It’s becoming increasingly difficult to judge most movies on their own merits. Thanks to the omnipresence of copious marketing tools, behind-the-scenes gossip, and predispositions due to an adaptation’s source material, it takes a lot to be able to walk into a theater and leave your expectations and preconceived notions outside. No other mainstream film in recent memory has made this more challenging than Fantastic Four, a film that seemed doomed (this won’t be my only pun. Apologies) before it ever had a chance. But, when the curtain rises and the lights dim, all you should judge a film on is what’s presented before you.

And in that regard, Fantastic Four is by no means a bad movie, but it is a frustrating one. There’s an obvious attempt to experiment with the limitations of what a “superhero” movie should be, and a lot of that works. This is a science-fiction movie scamming the system by taking advantage of a comic book title, and the majority of the film’s running time is sans superheroics. I can see this coming off as boring to many viewers who have become accustomed to a certain kind of experience from these properties, but the focus on exploration and the film’s deliberately slow pace came off as refreshing to me. There’s little bombast in Fantastic Four, and that’s going to be a big line in the sand for audiences.

An even more divisive aspect will be the film’s tone. I’ll admit to no allegiance or even interest in the comic book versions of these characters and their world, so I don’t take umbrage with the film’s grounded approach like I‘m sure many will. However, there’s this muted quality throughout the entire movie (until the end, which I’ll get to) that becomes something of a double-edged sword. While I enjoyed the quieter mood when it came to the characters and their environment, it undermined a lot of the more fantastic (nope, this ain’t the last one) elements. The film doesn’t seem interested in a whole lot of levity where these characters’ abilities are concerned (although most of their powers, especially Reed‘s, are admirably showcased). That’s not to say that the film is humorless. I laughed quite a few times at some nice interactions between characters, but the grim(m. Okay, I’m done) demeanor permeating throughout the running time sucks some of the potential joy out of the film.

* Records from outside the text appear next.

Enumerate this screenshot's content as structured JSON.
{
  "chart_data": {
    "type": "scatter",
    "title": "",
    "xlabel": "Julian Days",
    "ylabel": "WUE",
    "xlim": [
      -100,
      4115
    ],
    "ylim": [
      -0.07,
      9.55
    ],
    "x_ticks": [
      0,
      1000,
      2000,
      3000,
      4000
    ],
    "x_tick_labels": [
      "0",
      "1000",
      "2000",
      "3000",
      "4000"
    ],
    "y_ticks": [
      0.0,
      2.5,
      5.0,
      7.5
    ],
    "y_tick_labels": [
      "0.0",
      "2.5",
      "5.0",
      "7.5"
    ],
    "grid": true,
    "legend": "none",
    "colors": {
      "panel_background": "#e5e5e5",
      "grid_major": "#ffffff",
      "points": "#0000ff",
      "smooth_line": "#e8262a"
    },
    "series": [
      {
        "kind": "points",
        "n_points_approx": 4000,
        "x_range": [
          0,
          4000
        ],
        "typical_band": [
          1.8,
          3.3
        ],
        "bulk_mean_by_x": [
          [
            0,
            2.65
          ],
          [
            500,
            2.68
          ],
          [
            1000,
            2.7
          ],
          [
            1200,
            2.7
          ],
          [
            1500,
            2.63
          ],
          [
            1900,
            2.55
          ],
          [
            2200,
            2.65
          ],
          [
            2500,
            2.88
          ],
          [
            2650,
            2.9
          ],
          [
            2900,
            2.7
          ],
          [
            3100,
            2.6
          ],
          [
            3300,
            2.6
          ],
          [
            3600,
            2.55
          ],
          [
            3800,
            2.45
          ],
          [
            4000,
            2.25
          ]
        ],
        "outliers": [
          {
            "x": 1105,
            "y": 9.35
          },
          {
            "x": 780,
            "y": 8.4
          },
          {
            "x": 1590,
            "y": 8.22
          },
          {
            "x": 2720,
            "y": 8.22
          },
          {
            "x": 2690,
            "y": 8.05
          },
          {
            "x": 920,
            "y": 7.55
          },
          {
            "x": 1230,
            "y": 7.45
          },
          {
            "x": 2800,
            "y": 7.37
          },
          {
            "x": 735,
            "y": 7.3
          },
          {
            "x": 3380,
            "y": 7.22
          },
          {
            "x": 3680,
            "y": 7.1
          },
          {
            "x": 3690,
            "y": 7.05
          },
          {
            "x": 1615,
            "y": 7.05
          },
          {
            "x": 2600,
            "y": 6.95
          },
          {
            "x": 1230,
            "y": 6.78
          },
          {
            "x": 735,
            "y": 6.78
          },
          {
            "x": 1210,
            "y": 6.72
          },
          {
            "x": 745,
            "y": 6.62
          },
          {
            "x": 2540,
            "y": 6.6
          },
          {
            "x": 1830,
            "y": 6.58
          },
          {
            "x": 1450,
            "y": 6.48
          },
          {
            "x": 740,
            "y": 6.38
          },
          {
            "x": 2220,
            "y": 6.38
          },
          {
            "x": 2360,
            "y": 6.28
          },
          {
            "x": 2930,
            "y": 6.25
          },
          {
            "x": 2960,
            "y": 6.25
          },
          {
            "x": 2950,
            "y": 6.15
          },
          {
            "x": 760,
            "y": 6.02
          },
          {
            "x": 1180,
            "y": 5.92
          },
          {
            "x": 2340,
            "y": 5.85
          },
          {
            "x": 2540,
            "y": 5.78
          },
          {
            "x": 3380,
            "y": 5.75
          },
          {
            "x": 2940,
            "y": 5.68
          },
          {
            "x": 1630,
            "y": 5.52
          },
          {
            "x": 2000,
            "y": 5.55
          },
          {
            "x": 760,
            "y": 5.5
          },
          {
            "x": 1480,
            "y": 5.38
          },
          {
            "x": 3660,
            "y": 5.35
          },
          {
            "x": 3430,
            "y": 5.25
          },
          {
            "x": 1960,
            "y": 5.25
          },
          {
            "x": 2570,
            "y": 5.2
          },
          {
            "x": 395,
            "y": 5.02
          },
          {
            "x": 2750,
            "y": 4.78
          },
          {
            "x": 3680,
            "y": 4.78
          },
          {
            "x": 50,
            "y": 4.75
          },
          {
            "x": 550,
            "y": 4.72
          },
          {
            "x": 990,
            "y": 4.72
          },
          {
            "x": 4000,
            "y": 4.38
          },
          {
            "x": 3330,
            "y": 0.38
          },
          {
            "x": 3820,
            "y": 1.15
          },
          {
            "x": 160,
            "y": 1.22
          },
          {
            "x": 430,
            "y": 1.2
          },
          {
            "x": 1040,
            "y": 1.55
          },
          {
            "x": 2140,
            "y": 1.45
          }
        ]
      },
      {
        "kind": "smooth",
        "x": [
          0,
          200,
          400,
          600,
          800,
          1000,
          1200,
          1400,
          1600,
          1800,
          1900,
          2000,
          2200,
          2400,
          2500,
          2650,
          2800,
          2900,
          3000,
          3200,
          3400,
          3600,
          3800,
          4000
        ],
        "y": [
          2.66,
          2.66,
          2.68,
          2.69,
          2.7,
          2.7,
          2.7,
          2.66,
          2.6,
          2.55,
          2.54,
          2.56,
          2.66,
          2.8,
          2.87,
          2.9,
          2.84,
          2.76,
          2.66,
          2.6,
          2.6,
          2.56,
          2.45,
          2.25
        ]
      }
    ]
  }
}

That same half-and-half quality is also reflected in the four leads. Miles Teller and Michael B. Jordan are both likable as Reed Richards and Johnny Storm respectively. They both have interesting character flaws that feel relatable and well-developed. Kate Mara’s trademarked chilliness does her no favors as Sue Storm, and it’s sad that she could be taken out of the movie with barely any repercussion. Jamie Bell as Ben Grimm is given the most pathos, but aside from looking astounding as The Thing, his immensely restrained performance clashes with his outward appearance. Sadly, the worst member of the cast is Toby Kebbell as Victor Von Doom. It’s not so much Kebbell’s fault as it is Doom’s. The character is thinly sketched and eventually serves a single purpose: to turn the film into a superhero story instead of the science-fiction film it has been.

That’s why the final act of the film doesn’t work at all. The showdown between the Fantastic Four and Dr. Doom is undone by a movie that doesn’t want to be a superhero film. The movie functions when it’s steeped in science-fiction (and even brief attempts at horror. The first time we see the effects of the team’s accident is played as something truly terrifying, and Dr. Doom’s escape from the science facility is actually disturbing), but the sharp shift in the last fifteen minutes to something jaunty and cartoonish is the worst kind of abrupt. It feels like something out of a completely different movie. That being said, I think there is a decent foundation in place to take this iteration of the characters to a more jovial place. The ending scene is even a good promise of that, but it feels just as unconnected to the film as the climactic battle.

Fantastic Four is a failed experiment, but at the very least it is experimenting. With the exception of that out-of-place finale, there’s nothing currently in the realm of superhero cinema quite like it (except for director Josh Trank‘s own Chronicle, but I don‘t really classify that as a superhero film). It’s hard to argue against people who want their superhero movies to be fun, and I can’t honestly say that Fantastic Four is fun, but it is unique and risky. This property probably shouldn’t have been the one taking the risk, but I can’t help but commend its attempt.